What does Sonscreen look like to you in 2020; and what do you see in 2025?
In 2020 I see the quality of the films submitted continuing to improve, and the festival becoming much more competitive in terms of having a film accepted into the festival—where it is an honor just to be accepted because there are so many good film submissions. In 2025 I would like to see the festival itself not only thriving, but Sonscreen Films, the production arm, being able to produce at least a handful of short films and at least one TV series—a scripted TV drama series we’re creating that will be available for a mass audience to consume.

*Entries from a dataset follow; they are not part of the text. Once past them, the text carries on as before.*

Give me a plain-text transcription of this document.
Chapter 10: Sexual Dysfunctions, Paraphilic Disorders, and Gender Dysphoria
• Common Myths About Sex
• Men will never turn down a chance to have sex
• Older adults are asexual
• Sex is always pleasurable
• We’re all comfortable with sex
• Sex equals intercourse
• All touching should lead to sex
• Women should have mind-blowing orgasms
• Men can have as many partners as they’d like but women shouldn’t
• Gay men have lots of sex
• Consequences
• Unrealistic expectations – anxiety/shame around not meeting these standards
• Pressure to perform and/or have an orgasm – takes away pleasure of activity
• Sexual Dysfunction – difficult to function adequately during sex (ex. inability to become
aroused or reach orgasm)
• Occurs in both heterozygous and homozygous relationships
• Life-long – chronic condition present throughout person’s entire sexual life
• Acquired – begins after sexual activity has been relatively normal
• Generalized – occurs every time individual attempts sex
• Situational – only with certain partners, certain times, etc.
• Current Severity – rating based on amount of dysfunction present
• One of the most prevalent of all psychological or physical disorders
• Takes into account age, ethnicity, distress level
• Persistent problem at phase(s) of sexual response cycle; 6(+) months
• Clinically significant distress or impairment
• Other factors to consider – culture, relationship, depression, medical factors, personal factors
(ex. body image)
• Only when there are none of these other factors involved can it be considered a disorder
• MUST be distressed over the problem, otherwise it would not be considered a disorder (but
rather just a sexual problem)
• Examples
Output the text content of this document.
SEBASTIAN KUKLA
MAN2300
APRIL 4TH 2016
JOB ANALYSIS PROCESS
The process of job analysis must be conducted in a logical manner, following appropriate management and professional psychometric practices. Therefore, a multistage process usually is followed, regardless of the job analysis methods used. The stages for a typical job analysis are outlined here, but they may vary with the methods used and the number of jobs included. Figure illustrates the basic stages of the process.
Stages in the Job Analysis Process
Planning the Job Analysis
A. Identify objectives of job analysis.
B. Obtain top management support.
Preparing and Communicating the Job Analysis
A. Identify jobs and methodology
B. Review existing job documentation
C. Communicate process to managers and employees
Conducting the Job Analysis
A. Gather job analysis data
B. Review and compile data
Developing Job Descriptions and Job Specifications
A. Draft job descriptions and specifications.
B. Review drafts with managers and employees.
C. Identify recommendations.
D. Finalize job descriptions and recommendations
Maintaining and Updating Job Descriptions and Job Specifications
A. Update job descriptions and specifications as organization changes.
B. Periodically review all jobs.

For several years now we’ve been developing a scripted drama in conjunction with Stimme der Hoffnung. It’s a TV series about chaplains both in a hospital and in a university setting. What makes the series unique is the premise: we want the chaplains depicted as real people, dealing with real issues and encounters in their work.
These characters aren’t perfect people. Chaplains, like any other Christians, have their share of problems, downfalls, so we would show it—make it—as real as possible. That’s a series we’re developing. Of course, creating a series of this high caliber takes a lot of money. Putting the funding together is a challenge. But we are optimistic that the right funding partner(s) will come along to support this endeavor.
Scripted drama, films, and television programs give us a platform by which we can talk about the gospel in present-day language. We can do this in ways that are real to people who are living through challenges, and seeking something, or Someone, beyond themselves.
— Kimberly Luste Maran is an associate director of Communication for the North American Division.